To listen to the interview with Rosabeth Moss Kanter or read the full article, please visit hbr.org.

Restoring American Competitiveness

The Harvard Business Review released an article, “Restoring American Competiveness,” which highlights opportunities to rebuild the industrial commons.  Industrial commons are the foundation of innovation by providing competitiveness, R&D know-how, advanced processing developments, and manufacturing and engineering skills related to that particular industry.  They are vital to the economic growth and competitive advantage U.S. companies need in today’s global market.

The decline in these commons existence is largely due to companies outsourcing development and manufacturing work abroad.  Without these resources, the U.S. is losing the knowledge base, skilled people, and suppliers needed to manufacture many of the cutting-edge products it invented.  Not only that, but the capability to produce new high-tech products is rapidly diminishing.

“For example, nearly every U.S. brand of notebook computer, except Apple, is now designed in Asia, and the same is true for most cell phone and many other hand-held electronic devices.”

The article suggests government intervention, not in the sense of bailouts, but to grow its funding support of basic and applied scientific research that allows the commons to prosper.  These commons provide companies the capabilities to share and fuel ideas off of one another and bring enormous competitive advantages to those who reside in the commons.

“…It is in the interests of Washington and all companies that operate in the U.S. to work together to reinvigorate the country’s industrial commons.  Washington’s interest is obvious: to revitalize the all-import high-tech sector.  Why should companies care?  America is an important market.  If a company, regardless of its nationality, is a player there, building or sustaining local capabilities is in its interest.  Beyond that, a commons, regardless of where in the world it’s located, can be a source of long-term competitive advantage for all its members.”
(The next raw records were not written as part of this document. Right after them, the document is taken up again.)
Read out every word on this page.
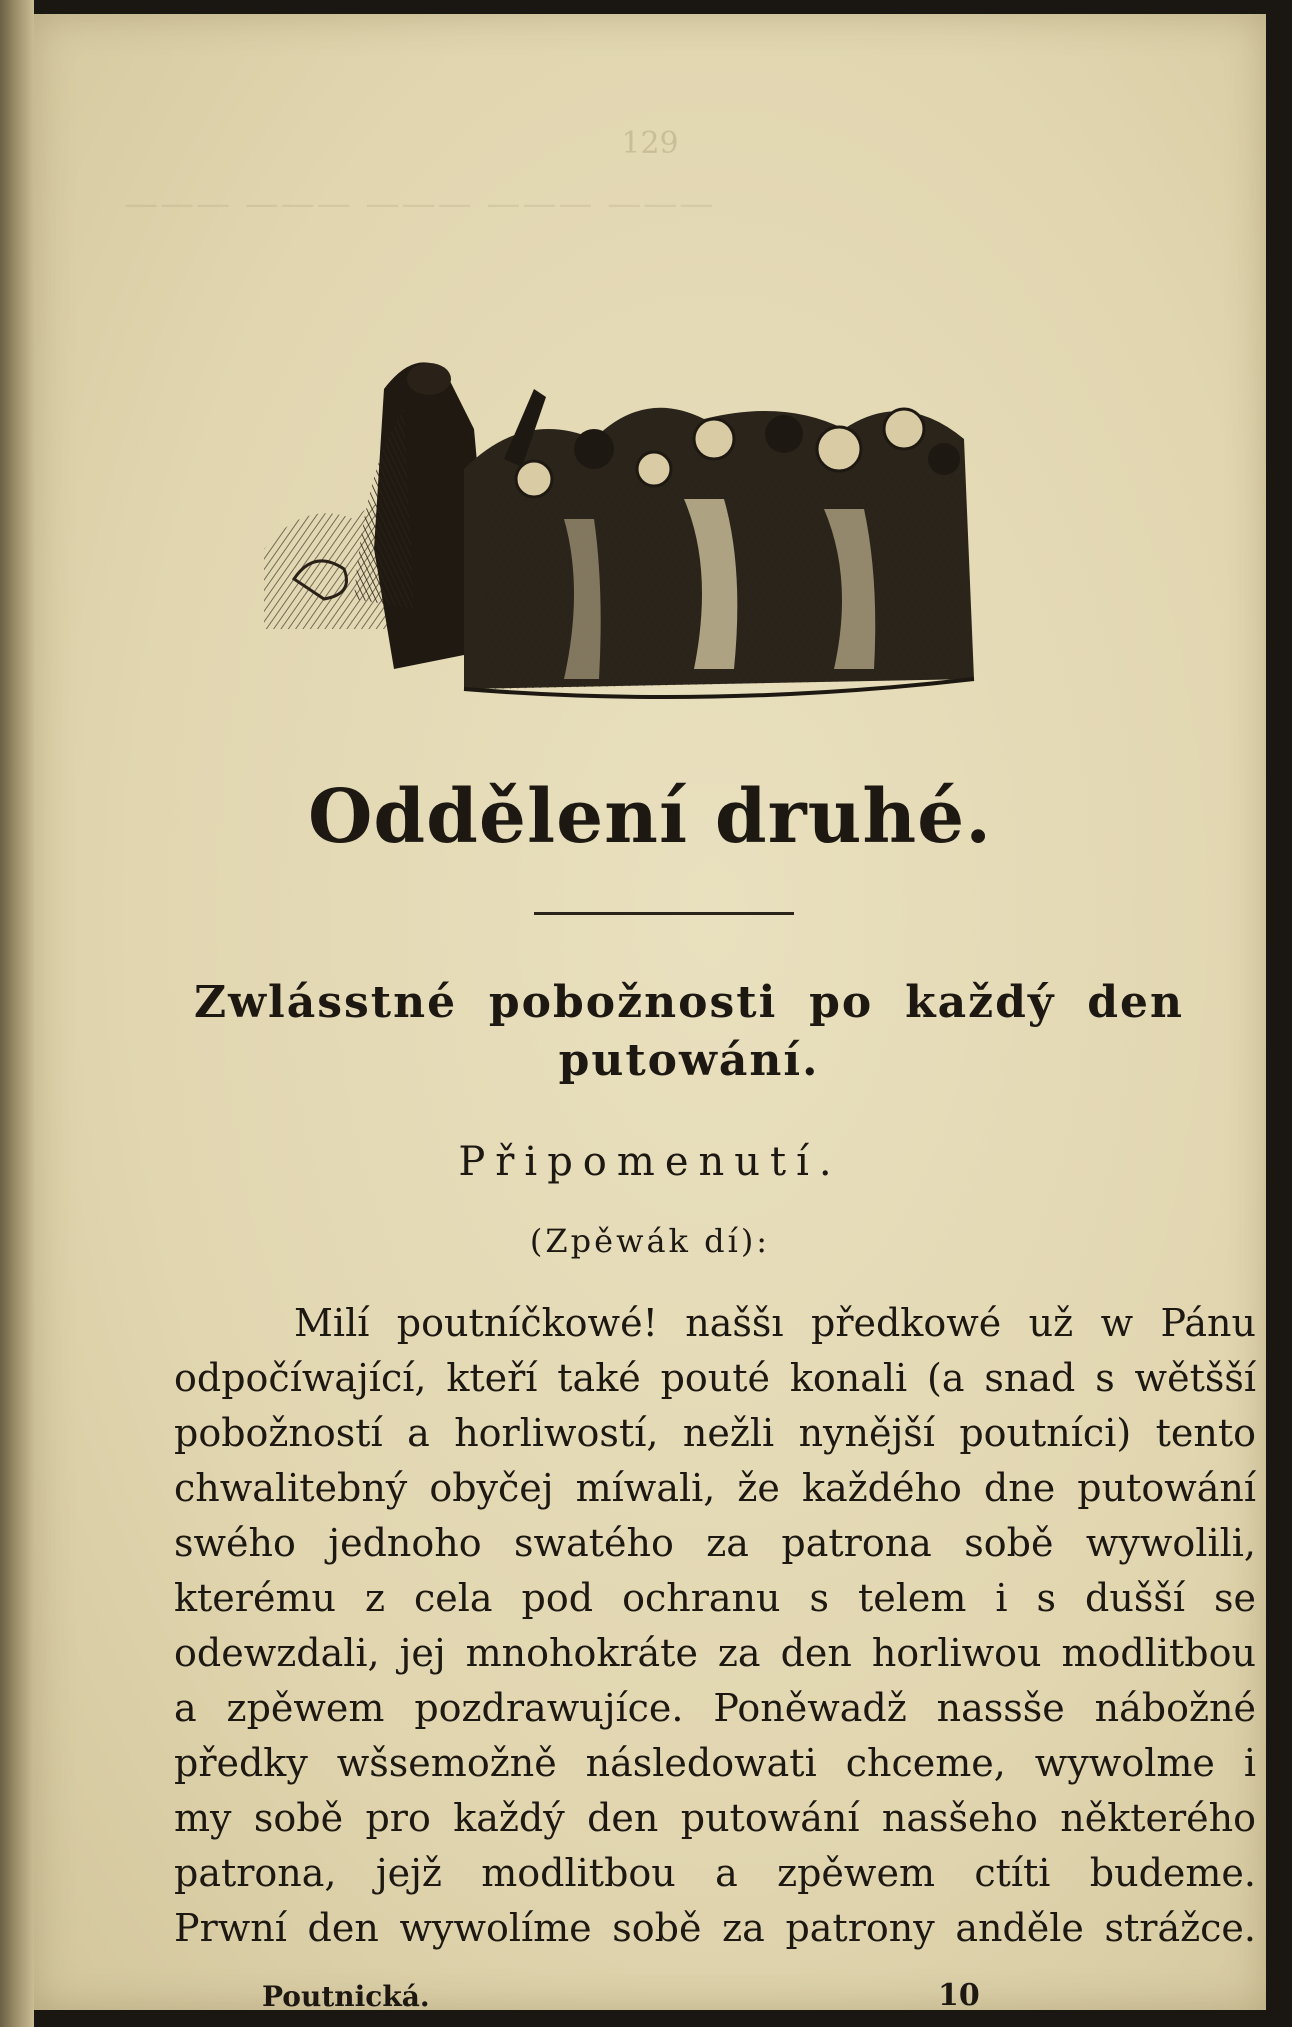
129
——— ——— ——— ——— ———
Oddělení druhé.
Zwlásstné pobožnosti po každý den
putowání.
Připomenutí.
(Zpěwák dí):
Milí poutníčkowé! naššı předkowé už w Pánu
odpočíwající, kteří také pouté konali (a snad s wětšší
pobožností a horliwostí, nežli nynější poutníci) tento
chwalitebný obyčej míwali, že každého dne putowání
swého jednoho swatého za patrona sobě wywolili,
kterému z cela pod ochranu s telem i s dušší se
odewzdali, jej mnohokráte za den horliwou modlitbou
a zpěwem pozdrawujíce. Poněwadž nassše nábožné
předky wšsemožně následowati chceme, wywolme i
my sobě pro každý den putowání nasšeho některého
patrona, jejž modlitbou a zpěwem ctíti budeme.
Prwní den wywolíme sobě za patrony anděle strážce.
Poutnická.	10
For the full article, please visit hbr.org.

Moser: “You can bring anything back to Kansas”

In an article (paywall) in Crain’s Cleveland Business, Harry Moser from the Reshoring Initiative discusses what what one company’s surprising reshoring success experience indicates for others in the manufacturing industry.  Rising labor costs in China and higher energy costs are causing many to reconsider their sourcing decisions.  With the advantages of shorter supply chains, minimizing disruption, and the benefits design and engineering being proximate to the manufacturing process, many companies are choosing to manufacture their products in the U.S.
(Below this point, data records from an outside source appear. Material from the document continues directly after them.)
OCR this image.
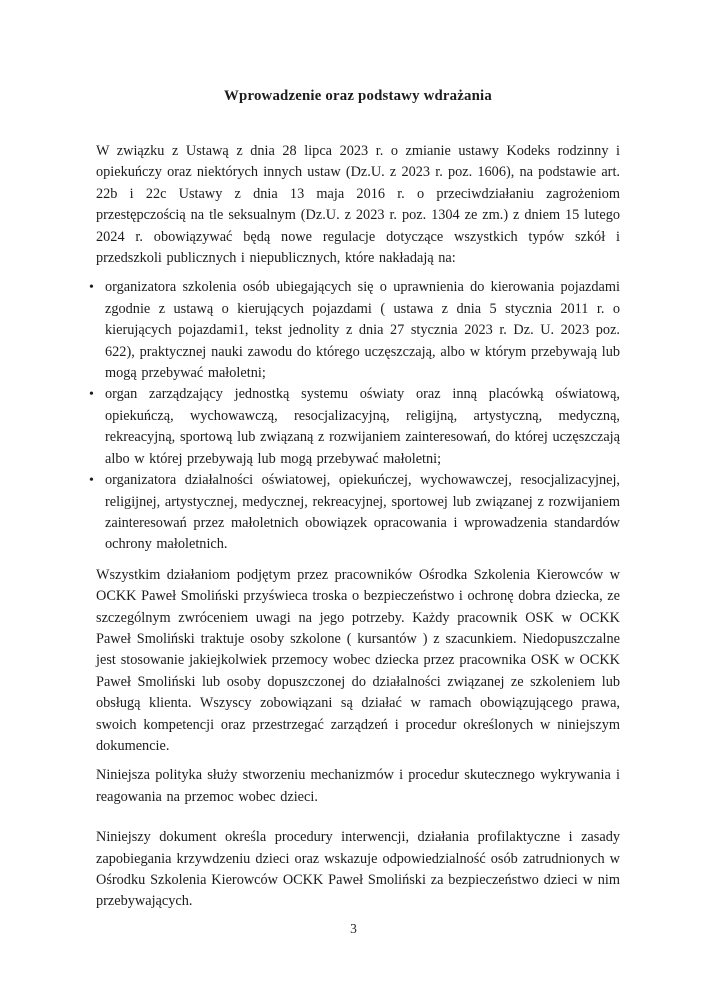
Wprowadzenie oraz podstawy wdrażania

W związku z Ustawą z dnia 28 lipca 2023 r. o zmianie ustawy Kodeks rodzinny i opiekuńczy oraz niektórych innych ustaw (Dz.U. z 2023 r. poz. 1606), na podstawie art. 22b i 22c Ustawy z dnia 13 maja 2016 r. o przeciwdziałaniu zagrożeniom przestępczością na tle seksualnym (Dz.U. z 2023 r. poz. 1304 ze zm.) z dniem 15 lutego 2024 r. obowiązywać będą nowe regulacje dotyczące wszystkich typów szkół i przedszkoli publicznych i niepublicznych, które nakładają na:

• organizatora szkolenia osób ubiegających się o uprawnienia do kierowania pojazdami zgodnie z ustawą o kierujących pojazdami ( ustawa z dnia 5 stycznia 2011 r. o kierujących pojazdami1, tekst jednolity z dnia 27 stycznia 2023 r. Dz. U. 2023 poz. 622), praktycznej nauki zawodu do którego uczęszczają, albo w którym przebywają lub mogą przebywać małoletni;
• organ zarządzający jednostką systemu oświaty oraz inną placówką oświatową, opiekuńczą, wychowawczą, resocjalizacyjną, religijną, artystyczną, medyczną, rekreacyjną, sportową lub związaną z rozwijaniem zainteresowań, do której uczęszczają albo w której przebywają lub mogą przebywać małoletni;
• organizatora działalności oświatowej, opiekuńczej, wychowawczej, resocjalizacyjnej, religijnej, artystycznej, medycznej, rekreacyjnej, sportowej lub związanej z rozwijaniem zainteresowań przez małoletnich obowiązek opracowania i wprowadzenia standardów ochrony małoletnich.

Wszystkim działaniom podjętym przez pracowników Ośrodka Szkolenia Kierowców w OCKK Paweł Smoliński przyświeca troska o bezpieczeństwo i ochronę dobra dziecka, ze szczególnym zwróceniem uwagi na jego potrzeby. Każdy pracownik OSK w OCKK Paweł Smoliński traktuje osoby szkolone ( kursantów ) z szacunkiem. Niedopuszczalne jest stosowanie jakiejkolwiek przemocy wobec dziecka przez pracownika OSK w OCKK Paweł Smoliński lub osoby dopuszczonej do działalności związanej ze szkoleniem lub obsługą klienta. Wszyscy zobowiązani są działać w ramach obowiązującego prawa, swoich kompetencji oraz przestrzegać zarządzeń i procedur określonych w niniejszym dokumencie.

Niniejsza polityka służy stworzeniu mechanizmów i procedur skutecznego wykrywania i reagowania na przemoc wobec dzieci.

Niniejszy dokument określa procedury interwencji, działania profilaktyczne i zasady zapobiegania krzywdzeniu dzieci oraz wskazuje odpowiedzialność osób zatrudnionych w Ośrodku Szkolenia Kierowców OCKK Paweł Smoliński za bezpieczeństwo dzieci w nim przebywających.

3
Moser states “There’s nothing much simpler to make than a Frisbee and there’s no place in the U.S. more expensive than California or Michigan, so if you can bring Frisbees back from China to California and Michigan, you can bring anything back to Kansas.”

Also, discussed in the article is the multiplier effect that reshored jobs can have.  Because manufacturing firms are ubiquitous in the supply chain, a company that makes the decision to reshore can set off a chain reaction to add jobs at shops both up- and down-stream in the production process.